The individual trials varied in the modalities of the light therapy but numbers were too small to allow for subgroup analyses that would determine, which modality, (type, intensity, duration, time-of-day) might be beneficial for specific types and severity of dementia. Increased indoor light intensity in care homes as a treatment for sleep problems, including sleep onset latency, sleep efficiency and night-time awakenings showed a similar trend of low efficacy and considerable variability between studies. However, a double-blind, long-term study included in the meta-analysis has shown a modest benefit of bright light therapy in improving day-time activity and some cognitive and non-cognitive symptoms of dementia. Other comparative studies and clinical trials showed that increased light levels reduced day-time sleepiness.
Conclusion: There is very limited evidence to show that light therapy decreases the decline in cognition or decreases agitation and psychiatric symptoms. However, there is a modest benefit of bright light therapy in improving day-time activity and some cognitive and non-cognitive symptoms of dementia.
Where do current lighting solutions fall short and what needs to be addressed?
In addition to meeting the age-related demands with increased illumination, aspects of light’s non-image forming effects on mood, cognition, alertness, sleep and internal rhythms, can and should be implemented in future designs of healthcare buildings. In particular, those of daylight exposure and dynamic lighting systems need to be considered. Ideally, building and indoor designers need to consider the direction of natural light, glass structures and proportions of window surfaces to allow maximising natural light exposure. Special lighting solutions for individual rooms with different purposes (recovery or emergency rooms in a hospital, bed rooms or day-activity rooms in nursing homes), should be programmed to be remotely user-tuneable by staff, patient, resident or carer. Being in control of the environment increases independence, confidence and a positive attitude in individuals that is beneficial for the mood and any healing process.
Conclusion: Older people need more light to secure proper visual performance.
Being in control of the environment increases independence, confidence and a positive attitude in individuals that is beneficial for the mood and any healing process.
The particular importance of human-centric lighting for Nursing homes.

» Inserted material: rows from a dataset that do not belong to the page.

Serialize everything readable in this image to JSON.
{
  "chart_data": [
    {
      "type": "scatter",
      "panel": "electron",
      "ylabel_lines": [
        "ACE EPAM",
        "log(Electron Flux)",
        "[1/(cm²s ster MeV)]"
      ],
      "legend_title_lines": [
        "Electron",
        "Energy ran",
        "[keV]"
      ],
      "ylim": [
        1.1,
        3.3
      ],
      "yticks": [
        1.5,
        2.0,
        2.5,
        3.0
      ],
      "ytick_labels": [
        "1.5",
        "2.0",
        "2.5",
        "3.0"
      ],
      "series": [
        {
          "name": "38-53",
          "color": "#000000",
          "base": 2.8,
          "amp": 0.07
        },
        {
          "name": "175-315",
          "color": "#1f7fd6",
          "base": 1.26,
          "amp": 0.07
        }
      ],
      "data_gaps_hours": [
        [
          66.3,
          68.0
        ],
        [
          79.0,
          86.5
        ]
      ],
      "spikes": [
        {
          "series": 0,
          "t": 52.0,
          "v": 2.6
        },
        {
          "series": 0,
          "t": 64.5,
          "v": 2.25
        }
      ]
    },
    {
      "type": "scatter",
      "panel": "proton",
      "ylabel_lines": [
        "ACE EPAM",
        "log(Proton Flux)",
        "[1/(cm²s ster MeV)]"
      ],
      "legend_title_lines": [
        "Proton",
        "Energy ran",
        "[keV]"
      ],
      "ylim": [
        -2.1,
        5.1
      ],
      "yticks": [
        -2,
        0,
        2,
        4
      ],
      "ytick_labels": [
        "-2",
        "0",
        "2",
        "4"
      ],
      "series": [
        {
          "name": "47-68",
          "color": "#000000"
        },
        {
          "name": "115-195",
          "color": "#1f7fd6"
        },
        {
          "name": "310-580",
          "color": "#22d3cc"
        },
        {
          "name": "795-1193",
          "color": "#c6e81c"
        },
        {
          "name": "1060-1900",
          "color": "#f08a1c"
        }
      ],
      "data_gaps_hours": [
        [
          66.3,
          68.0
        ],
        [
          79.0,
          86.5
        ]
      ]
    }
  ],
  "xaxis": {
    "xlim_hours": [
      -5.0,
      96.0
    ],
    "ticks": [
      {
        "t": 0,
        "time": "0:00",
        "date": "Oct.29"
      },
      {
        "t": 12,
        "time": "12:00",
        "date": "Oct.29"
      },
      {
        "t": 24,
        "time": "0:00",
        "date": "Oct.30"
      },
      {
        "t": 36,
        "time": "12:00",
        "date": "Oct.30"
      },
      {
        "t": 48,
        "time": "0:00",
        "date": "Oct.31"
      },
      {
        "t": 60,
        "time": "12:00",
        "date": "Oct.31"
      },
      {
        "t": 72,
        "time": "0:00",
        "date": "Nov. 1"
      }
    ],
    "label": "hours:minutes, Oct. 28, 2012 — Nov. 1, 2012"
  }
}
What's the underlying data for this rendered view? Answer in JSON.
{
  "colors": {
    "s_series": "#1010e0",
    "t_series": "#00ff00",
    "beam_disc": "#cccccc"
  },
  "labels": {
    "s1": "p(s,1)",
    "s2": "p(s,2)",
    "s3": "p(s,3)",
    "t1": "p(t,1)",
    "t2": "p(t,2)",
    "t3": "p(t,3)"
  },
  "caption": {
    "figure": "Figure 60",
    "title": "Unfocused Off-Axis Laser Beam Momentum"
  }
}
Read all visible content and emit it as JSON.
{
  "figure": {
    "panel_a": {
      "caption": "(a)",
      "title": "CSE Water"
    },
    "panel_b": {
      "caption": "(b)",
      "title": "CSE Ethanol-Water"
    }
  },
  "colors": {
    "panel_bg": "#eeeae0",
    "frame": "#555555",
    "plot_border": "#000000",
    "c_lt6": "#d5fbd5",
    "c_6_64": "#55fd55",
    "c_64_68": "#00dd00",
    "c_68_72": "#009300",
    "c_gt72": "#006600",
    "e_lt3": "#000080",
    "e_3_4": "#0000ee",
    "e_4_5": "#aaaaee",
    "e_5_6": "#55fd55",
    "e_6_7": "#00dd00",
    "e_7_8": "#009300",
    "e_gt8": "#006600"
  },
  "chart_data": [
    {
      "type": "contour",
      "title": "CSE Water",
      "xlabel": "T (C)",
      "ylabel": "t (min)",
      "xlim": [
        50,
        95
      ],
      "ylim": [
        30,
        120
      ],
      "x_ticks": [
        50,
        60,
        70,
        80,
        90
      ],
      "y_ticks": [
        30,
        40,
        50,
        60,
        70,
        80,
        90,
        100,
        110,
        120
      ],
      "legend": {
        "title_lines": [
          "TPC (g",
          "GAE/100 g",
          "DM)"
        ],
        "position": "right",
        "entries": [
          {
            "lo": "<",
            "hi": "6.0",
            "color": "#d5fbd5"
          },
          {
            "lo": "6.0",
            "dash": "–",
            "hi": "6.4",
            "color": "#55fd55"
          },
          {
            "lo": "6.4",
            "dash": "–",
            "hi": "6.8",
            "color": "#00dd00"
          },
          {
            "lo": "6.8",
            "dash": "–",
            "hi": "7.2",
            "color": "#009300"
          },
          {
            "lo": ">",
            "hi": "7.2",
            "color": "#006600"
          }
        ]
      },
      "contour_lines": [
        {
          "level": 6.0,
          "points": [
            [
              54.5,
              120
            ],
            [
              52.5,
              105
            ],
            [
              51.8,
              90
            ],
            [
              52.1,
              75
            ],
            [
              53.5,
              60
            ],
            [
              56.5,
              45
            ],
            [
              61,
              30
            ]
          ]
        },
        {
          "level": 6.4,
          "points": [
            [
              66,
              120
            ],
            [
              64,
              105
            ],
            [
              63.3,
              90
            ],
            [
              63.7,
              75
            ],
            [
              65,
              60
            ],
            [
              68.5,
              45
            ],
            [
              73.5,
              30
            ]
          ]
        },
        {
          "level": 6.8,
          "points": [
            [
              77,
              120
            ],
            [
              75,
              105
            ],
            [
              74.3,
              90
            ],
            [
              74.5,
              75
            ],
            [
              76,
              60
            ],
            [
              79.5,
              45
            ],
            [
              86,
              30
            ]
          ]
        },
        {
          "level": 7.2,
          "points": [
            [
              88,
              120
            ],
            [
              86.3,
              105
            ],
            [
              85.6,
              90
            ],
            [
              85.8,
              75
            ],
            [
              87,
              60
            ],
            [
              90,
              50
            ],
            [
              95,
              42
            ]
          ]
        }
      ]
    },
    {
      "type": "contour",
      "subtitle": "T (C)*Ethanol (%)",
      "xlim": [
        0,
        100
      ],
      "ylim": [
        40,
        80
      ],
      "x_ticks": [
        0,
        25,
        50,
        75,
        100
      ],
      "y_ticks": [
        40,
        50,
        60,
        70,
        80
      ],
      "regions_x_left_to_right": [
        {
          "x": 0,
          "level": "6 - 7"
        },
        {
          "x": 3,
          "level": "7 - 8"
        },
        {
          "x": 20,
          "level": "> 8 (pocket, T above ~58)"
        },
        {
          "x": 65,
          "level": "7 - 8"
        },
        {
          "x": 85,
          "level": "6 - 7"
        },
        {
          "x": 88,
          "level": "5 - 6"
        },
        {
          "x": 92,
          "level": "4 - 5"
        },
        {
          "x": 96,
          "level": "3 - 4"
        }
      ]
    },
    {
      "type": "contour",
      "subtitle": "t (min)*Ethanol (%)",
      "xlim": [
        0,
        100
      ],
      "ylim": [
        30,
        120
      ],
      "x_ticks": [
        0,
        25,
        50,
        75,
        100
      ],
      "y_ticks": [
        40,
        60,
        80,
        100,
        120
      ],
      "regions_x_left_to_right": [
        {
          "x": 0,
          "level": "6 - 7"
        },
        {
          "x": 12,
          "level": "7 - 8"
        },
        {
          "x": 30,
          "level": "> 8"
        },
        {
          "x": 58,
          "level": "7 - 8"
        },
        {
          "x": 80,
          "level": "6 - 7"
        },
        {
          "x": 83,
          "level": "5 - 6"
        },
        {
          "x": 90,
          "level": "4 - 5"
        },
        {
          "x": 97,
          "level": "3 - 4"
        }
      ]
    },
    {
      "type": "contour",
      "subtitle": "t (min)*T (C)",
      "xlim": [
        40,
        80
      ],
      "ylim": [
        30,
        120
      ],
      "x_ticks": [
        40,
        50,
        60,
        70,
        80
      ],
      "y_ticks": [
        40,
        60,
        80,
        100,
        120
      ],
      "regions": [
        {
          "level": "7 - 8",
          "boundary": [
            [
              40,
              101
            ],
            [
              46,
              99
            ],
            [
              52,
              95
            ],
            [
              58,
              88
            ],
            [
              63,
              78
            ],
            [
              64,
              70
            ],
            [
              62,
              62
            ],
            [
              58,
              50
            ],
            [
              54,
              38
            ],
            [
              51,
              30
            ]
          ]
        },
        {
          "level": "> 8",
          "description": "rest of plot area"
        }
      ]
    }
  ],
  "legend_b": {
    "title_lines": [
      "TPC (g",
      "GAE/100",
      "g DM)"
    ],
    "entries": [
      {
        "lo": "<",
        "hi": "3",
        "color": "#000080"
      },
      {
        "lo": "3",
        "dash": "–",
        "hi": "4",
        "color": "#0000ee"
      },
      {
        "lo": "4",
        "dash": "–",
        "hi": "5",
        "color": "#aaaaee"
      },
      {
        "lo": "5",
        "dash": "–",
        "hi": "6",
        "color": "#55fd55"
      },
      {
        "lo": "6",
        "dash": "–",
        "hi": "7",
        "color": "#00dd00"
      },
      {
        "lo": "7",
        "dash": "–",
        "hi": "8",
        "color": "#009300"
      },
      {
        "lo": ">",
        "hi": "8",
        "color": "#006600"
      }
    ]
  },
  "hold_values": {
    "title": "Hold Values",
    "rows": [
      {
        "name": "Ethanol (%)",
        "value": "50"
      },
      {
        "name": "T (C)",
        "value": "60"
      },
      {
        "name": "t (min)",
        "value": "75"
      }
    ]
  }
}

The temporal 24-hour light-dark exposure becomes very important for the repair and regeneration of cells, because cell cycles are dependent on strong signals from the body clock, whose activity is influenced by light quality, intensity and timing. Therefore, personalised dynamic light settings for each room in hospitals and care homes should be propagated. For example, dynamic light can include a dawn simulation, a cool light colour temperature that fluctuates with warmer colour temperature over the course of the day, and an absence of cool colour temperature in the evening. Furthermore, in a hospital, if possible, a patient should be allowed to adjust light levels in the room by shading daylight, dimming ceiling light from cool to warm colour temperature and having spot lights for reading or getting up at night.
Conclusion: Patients should be able to control the light levels in the room and the colour temperature. This will support the healing process and enhance quality of life for the patients.